My visit to Nashville took less than 48 hours but I did have the opportunity to reconnect with my mentor, Joe Murphy, Professor from Peabody College, Vanderbilt University, who picked me up from the airport. Joe and I had the opportunity to talk about our work and reconnect as professional colleagues who have supported one another for over 15 years. I also met 50 passionate and committed faculty from 11 universities that serve educators in Tennessee. I learned how they were redesigning  principal preparation programs and providing support to students as they participate in district internships. I also explored Belmont University where the meeting was held. I had never been to Belmont but knew it was where many aspiring musicians go to school. I was not disappointed as I walked around this beautiful campus exploring buildings and student areas. I talked with several students who provided me with directions. Several students asked me if I needed directions and my response was, “I’m not lost, I am exploring!”

I also traveled to Macon, GA in the Spring. This was my first trip to Macon and I found it fascinating.  DASL  was asked to provide professional development to faculty from 15 universities serving hundreds of aspiring principals. Dr. Dave Santore and  Gary Bloom,  author of the book Blended Coaching, collaborated with me to provide the two day workshop., which took place at Mercer University. We learned from our workshop participants that Macon, GA has a rich history. For a Southerner I appreciated learning that Macon was the home of “southern rock” and  the Allman Brothers Band. It is also the home of country superstar Jason Aldean. Downtown Macon is charming with walk-around streets and great “soul food” restaurants. My shrimp and grits was exactly what I needed to comfort me after a day of role playing in our coaching scenarios.

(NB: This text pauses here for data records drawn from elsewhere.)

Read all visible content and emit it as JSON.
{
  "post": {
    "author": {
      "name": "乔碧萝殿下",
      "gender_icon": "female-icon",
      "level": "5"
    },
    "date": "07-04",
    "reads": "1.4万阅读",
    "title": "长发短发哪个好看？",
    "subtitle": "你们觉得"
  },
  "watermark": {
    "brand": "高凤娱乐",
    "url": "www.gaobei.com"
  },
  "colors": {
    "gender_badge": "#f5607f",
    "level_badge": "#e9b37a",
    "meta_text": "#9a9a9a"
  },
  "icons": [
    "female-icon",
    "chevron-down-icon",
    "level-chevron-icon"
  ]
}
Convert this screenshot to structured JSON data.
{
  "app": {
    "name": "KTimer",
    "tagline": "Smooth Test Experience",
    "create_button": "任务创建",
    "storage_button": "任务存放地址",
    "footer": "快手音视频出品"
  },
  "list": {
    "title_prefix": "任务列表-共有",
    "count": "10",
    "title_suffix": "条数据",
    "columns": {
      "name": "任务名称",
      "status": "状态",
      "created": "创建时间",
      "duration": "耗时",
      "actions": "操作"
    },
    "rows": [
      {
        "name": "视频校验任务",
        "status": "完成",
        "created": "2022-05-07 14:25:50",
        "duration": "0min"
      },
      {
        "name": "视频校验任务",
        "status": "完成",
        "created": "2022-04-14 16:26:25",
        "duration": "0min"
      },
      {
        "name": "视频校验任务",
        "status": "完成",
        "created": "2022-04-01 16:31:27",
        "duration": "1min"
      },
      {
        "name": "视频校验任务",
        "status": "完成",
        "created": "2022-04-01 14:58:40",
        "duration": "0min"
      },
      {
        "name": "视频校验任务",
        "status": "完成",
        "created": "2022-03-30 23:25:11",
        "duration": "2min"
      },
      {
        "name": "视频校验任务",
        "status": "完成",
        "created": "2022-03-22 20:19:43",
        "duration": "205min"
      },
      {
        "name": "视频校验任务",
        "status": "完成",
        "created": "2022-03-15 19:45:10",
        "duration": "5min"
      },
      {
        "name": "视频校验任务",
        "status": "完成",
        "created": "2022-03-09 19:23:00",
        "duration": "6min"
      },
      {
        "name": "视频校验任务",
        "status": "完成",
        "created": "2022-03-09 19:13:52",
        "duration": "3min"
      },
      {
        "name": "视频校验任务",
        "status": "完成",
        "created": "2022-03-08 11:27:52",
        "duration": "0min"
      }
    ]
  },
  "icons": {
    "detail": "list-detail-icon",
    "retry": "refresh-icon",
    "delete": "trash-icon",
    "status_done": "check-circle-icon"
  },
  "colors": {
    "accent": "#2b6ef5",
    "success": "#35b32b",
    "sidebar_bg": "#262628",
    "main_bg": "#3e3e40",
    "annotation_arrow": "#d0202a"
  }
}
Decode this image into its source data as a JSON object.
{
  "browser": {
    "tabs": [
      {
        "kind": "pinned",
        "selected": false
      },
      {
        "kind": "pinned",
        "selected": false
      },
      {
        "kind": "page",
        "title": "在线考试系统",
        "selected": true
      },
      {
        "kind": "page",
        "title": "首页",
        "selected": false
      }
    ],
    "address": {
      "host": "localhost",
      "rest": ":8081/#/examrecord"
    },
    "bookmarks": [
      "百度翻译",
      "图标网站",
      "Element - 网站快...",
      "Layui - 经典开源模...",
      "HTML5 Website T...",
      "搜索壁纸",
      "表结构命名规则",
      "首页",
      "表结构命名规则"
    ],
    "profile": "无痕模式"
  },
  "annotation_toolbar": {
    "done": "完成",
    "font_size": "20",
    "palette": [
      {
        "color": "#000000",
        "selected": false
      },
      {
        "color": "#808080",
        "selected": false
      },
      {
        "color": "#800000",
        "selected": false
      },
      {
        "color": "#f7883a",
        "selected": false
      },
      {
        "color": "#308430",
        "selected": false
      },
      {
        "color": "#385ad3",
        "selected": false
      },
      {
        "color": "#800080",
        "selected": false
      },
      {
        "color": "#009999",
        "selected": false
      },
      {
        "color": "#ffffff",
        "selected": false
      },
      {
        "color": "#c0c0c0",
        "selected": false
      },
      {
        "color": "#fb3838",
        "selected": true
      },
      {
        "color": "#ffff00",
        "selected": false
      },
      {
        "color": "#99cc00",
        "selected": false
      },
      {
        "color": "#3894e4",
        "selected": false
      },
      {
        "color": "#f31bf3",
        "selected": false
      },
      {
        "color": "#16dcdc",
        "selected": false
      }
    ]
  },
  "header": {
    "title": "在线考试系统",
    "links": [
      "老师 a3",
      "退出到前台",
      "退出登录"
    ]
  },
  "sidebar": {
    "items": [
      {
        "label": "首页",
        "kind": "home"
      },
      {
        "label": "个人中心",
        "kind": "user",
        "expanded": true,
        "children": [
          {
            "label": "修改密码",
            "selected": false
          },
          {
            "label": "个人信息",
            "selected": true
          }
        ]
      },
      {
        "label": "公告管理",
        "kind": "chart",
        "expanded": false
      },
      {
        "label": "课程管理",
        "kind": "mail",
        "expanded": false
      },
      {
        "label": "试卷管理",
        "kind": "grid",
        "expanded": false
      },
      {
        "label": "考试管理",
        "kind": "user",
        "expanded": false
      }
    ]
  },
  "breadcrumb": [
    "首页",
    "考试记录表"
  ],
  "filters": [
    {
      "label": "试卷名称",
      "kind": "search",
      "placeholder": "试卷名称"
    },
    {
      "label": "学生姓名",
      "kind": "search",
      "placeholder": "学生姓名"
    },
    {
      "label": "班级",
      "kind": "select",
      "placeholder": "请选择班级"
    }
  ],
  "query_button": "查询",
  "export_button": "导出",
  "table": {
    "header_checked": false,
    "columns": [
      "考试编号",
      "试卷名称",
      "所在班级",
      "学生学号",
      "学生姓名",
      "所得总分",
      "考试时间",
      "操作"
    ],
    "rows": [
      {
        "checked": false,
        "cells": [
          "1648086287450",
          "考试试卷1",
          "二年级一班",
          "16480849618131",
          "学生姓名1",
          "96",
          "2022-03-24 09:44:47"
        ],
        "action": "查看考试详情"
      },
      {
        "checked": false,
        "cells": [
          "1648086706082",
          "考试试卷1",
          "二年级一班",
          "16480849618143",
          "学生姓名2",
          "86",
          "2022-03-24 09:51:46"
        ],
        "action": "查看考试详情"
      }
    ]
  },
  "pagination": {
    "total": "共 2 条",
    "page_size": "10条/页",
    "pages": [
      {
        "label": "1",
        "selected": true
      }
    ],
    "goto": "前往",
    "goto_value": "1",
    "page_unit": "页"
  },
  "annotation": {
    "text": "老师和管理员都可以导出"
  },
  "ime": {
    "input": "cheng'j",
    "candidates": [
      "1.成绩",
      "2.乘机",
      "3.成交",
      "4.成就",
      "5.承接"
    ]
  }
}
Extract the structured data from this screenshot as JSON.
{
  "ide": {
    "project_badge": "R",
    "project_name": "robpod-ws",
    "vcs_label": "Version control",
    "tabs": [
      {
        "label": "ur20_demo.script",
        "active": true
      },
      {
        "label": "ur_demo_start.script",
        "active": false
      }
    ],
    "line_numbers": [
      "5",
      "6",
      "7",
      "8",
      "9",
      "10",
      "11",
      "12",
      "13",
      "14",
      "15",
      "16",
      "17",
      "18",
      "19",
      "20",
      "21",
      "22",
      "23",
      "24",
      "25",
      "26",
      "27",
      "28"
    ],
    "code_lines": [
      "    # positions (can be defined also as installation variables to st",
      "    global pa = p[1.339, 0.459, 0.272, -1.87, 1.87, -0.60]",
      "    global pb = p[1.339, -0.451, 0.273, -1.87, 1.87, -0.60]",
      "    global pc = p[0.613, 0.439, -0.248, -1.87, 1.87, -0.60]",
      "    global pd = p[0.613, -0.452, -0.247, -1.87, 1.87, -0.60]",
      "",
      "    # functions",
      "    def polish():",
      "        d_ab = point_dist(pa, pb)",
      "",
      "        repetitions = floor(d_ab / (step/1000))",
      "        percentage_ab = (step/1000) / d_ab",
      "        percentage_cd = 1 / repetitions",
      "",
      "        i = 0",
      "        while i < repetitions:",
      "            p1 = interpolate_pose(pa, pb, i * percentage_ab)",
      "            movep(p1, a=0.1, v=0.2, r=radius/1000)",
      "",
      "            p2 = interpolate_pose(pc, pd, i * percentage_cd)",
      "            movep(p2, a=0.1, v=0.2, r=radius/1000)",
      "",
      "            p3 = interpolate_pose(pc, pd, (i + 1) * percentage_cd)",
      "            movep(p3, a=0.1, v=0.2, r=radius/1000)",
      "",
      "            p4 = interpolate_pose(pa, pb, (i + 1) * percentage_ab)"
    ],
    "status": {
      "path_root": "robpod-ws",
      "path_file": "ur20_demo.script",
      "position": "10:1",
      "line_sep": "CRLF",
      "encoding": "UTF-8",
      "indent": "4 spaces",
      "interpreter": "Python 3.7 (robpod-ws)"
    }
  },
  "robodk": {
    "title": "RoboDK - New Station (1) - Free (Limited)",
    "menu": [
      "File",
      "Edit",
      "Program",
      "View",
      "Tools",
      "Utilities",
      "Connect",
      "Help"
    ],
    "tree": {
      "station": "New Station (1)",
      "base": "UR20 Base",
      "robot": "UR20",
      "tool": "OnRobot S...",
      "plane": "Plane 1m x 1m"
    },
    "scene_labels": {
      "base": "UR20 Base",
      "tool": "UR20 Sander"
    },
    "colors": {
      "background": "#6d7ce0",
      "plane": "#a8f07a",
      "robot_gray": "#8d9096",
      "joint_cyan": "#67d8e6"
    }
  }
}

Working should always be an adventure. It should include opportunities to engage with educators who are passionate about improving schools and the skills and knowledge of those who lead schools. Work should also be about making connections with new colleagues who share information and resources This blog series is titled The Road Less Taken. This post is about the joy of learning and  exploring new places, new people, new ideas. I hope you will take the time to explore this summer and share your adventures with others. Learning should always include sharing with colleagues. Happy exploring!